It is a regret that more young people did not turn up
because Hill certainly had something to say to this generation. His insight
into deep insight historical questions would help them navigate some very choppy
seas.
It is not within the realm of this short article to review
the contents of the conference. While I understand organising it was a
logistical nightmare, perhaps given the importance of the subject, it should
have been spread over two days. You would not have the embarrassing spectacle
of the main speaker being told to cut it short because the hall was only booked
till 5 pm. I am sure that the papers presented will end up in a book.
If Penguin, who have the rights to the book TWTUD had any sense, they would re-issue it with a new updated forward. Mike Braddick would be a good choice for an introduction. Braddick, as was mentioned in the meeting, is working on a biography of Christopher Hill. It is quite staggering that this will be the first biography of this great historian.
A personal highlight was finally meeting the superb
historian Rachel Hammersley. It is the first time I have been able to offer my
condolences over the loss of her husband, the equally magnificent historian
John Gurney. As she mentioned to me, John would have been in his element.

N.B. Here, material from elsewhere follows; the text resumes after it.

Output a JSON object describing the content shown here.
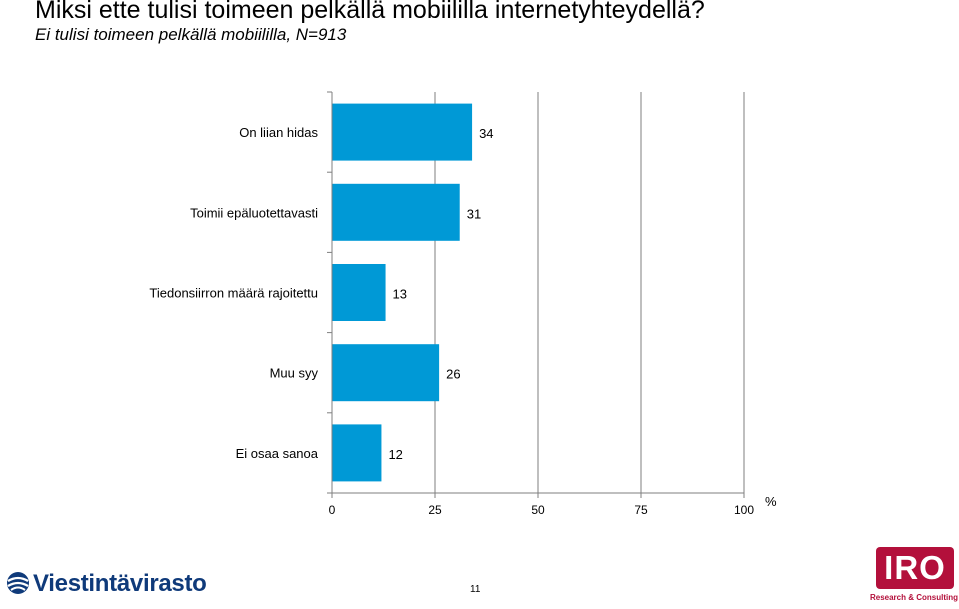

Before he passed on, Rachel made sure his fantastic paper on Gerrard Winstanley was published. A
nice touch would have been for Rachel to read and present the paper at the
conference.[1]His
death robbed the world of a very good historian who, in my mind, would have
gone on to even great things.
It would have been interesting to know John's thoughts on Michael Braddick's assertion that Hill was a dialectical materialist. Perhaps a more pertinent question is the one posed by Ann Talbot her obituary of Christopher Hill[2] Talbot who asks, "What any serious reader interested in history or politics wants to know is, when we read Hill's books are we reading the work of an apologist for the Stalinist bureaucracy or of someone who was genuinely struggling to make a Marxist analysis of an aspect of English history? It has to be said that this is a complex question".
It is a deep regret that the
subject was not mentioned at a conference of this importance. This is hardly
surprising given that no orthodox Marxist historian or politician was invited
to the conference, let alone asked to give a paper. A Marxist historian may be requested
when the sixtieth anniversary of the TWTUD Conference is organised.